Nos polémistes ne se préoccupent pas de telles nuances, préférant agiter les épouvantails de circonstance : la « tyrannie » (Pierre Mouterde, p. 208), le « despotisme » (Charles LeBlanc, p. 227), les « pratiques criminalisantes […] de l’époque totalitaire de Staline et de la révolution culturelle de Mao » (Qussaï Samak, p. 92 et p. 97). Objectivité et rationalité ? Observation neutre ? Historiens, prenez des notes ! On rapporte enfin que les « wokes » se plaignent de « microagressions », alors que ces polémistes se sentent microagressés quand les féministes parlent de « culture du viol », les Autochtones, de « génocide », les antiracistes, de « racisme systémique » et de « blanchité », autant de notions qu’il faudrait rejeter (Patrick Moreau et Micheline Labelle). Alors, pour ou contre la liberté universitaire ?

Oubli de la gauche

On prétend corriger les défauts d’une « certaine gauche », au nom d’une gauche tout à fait incertaine (sans même parler de la diversité idéologique de cette bande hétéroclite). Plusieurs chapitres ressassent le cliché de la « nouvelle gauche » aveugle aux conditions matérielles. Or cet ouvrage ne propose aucune analyse de classe, à l’exception du chapitre de Michel Roche (p. 148) et de celui de Pierre Mouterde, au propos flou et qui se lamente – une fois de plus – qu’on préfère dire « ainés » plutôt que « vieux » (p. 207), un dur coup pour la classe ouvrière !

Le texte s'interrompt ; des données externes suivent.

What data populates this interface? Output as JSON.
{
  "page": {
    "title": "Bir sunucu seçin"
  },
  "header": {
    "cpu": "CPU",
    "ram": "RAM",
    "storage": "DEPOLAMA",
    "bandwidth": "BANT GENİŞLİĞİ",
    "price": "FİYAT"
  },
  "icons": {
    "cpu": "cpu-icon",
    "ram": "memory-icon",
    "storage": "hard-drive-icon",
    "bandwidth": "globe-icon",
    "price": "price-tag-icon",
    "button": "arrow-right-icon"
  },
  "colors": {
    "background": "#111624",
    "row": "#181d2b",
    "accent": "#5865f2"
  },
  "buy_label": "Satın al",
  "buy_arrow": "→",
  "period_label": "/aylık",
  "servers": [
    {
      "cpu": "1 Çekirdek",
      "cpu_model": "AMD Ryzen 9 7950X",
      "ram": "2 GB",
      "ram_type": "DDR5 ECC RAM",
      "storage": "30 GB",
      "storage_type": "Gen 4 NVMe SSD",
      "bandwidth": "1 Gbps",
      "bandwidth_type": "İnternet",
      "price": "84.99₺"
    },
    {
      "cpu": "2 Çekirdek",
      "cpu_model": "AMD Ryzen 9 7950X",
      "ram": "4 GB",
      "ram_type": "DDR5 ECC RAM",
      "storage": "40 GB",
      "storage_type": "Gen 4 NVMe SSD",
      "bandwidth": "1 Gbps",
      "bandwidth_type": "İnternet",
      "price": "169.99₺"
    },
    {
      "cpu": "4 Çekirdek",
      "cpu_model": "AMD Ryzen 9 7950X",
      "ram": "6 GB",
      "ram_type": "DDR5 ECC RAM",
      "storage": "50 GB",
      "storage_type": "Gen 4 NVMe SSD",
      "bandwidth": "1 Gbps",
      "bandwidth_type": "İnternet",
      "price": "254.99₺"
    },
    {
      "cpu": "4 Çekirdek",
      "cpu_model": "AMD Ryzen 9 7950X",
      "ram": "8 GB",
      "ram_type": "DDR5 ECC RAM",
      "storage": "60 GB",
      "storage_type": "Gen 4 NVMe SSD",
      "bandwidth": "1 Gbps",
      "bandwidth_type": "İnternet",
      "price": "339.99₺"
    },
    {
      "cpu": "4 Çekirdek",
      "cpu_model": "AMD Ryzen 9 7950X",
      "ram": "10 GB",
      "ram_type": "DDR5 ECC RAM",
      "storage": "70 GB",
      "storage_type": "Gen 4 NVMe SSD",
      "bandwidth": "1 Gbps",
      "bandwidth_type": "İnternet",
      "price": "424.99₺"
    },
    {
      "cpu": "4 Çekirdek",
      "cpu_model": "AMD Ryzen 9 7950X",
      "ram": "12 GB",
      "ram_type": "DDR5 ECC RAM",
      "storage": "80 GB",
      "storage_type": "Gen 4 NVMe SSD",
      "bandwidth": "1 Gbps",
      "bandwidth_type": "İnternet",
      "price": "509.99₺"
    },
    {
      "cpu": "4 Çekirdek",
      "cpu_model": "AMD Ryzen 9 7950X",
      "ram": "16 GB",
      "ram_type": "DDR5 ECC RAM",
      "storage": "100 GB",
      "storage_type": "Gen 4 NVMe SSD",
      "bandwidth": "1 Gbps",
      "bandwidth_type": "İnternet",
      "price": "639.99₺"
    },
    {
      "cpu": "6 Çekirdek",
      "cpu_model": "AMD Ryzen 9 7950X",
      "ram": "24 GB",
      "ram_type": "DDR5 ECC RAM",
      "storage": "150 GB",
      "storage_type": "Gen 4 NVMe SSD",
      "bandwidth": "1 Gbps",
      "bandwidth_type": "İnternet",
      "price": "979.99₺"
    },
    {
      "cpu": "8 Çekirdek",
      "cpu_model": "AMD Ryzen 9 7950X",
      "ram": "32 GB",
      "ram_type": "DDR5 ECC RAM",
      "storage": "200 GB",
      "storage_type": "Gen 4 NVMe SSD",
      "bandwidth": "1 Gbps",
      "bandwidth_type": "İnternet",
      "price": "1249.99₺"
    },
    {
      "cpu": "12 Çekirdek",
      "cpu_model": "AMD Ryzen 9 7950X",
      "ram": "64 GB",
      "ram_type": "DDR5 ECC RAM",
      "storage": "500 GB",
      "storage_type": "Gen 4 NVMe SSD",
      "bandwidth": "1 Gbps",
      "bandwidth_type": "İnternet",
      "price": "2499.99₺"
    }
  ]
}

On s’ennuie presque de conservateurs assumés, comme Allan Bloom et Christopher Lasch. Le premier dénonçait longuement les programmes de MBA représentant « un véritable désastre » pour l’Université et la société. Le deuxième (dont se réclament pourtant Stéphane Chalifour et Judith Trudeau) rappelait que c’est « le contrôle des universités par les grandes entreprises […] qui a corrompu notre enseignement supérieur, non le gauchisme universitaire[7] ». Notre gauche incertaine préfère décharger son ressentiment contre les études sur le genre et la race et surtout ne pas critiquer les forces conservatrices et réactionnaires, avec qui elle partage le même « ressenti » et la même complainte victimaire. Cet ouvrage n’a de valeur scientifique que le sceau des PUL sur sa couverture, il n’apporte rien à l’avancement des connaissances et encourage la fragmentation de la gauche . Il s’agit d’une imposture intellectuelle et politique.